The company and its employees also place a lot of importance on giving back to the community. The company has supported The American Red Cross, Habitat for Humanity, American Family Children’s Hospital, and other organizations. However, one charitable effort that’s particularly close to Schwenn’s heart is the company’s fundraising on behalf of the UW Carbone Cancer Center.

“My wife has cancer and has been battling it for seven years,” said Schwenn. “We’ve been doing a bowling outing [for Carbone] for more than seven years; we didn’t start it because she got cancer — it just happened that way.
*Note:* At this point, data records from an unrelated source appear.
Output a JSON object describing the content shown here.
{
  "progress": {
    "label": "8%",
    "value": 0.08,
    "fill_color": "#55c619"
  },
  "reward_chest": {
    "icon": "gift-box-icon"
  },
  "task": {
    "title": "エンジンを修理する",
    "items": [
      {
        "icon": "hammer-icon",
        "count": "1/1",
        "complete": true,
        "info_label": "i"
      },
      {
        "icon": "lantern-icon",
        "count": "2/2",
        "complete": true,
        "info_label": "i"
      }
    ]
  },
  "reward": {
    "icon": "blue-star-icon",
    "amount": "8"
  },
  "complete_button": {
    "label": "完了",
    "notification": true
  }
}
So that one’s very close to our heart, and we’ve raised well over $100,000 for the Carbone Cancer Center.”

Of course, the company, which has prospered in both good times and bad — largely because building owners are always looking to cut costs through efficient HVAC systems — is not taking its success for granted. Not anymore, anyway. According to Schwenn, the biggest lesson he’s learned over the years is that any business, whether it’s thriving or not, needs to continue to set goals and continually raise the bar higher.

“We set goals when we first started the business, and the first goal was to make sure that we’re around and can pay our employees,” said Schwenn. “So we set a revenue goal and we reached it — and we reached it, I think, in 1999. But we didn’t continue to set goals. So we kind of sat there for two or three years, and we grew a bit, but then Sept. 11 happened and it slapped us in the face, and we said we can’t rest on our laurels. So we reset our goals and got everybody on the same page, and we’ve just been going great guns since.”

But true to form, Schwenn is quick to credit his employees with driving that growth.

“ACI’s success is not because of the owners,” said Schwenn. “ACI’s success is because of 160 men and women who buy into what we are. And of course we’re in business to make money, but we look at the bigger picture. We’re here to be different. We’re here to be better. We’re here to be great.”

So if Schwenn could go back in time and talk to that foolish young man who insisted on starting a new company in the midst of a grinding recession, what would he say to him?

“You’ve done pretty well,” said Schwenn, laughing. “Better than we thought we were going to do. But we’re going to do better than we are right now.”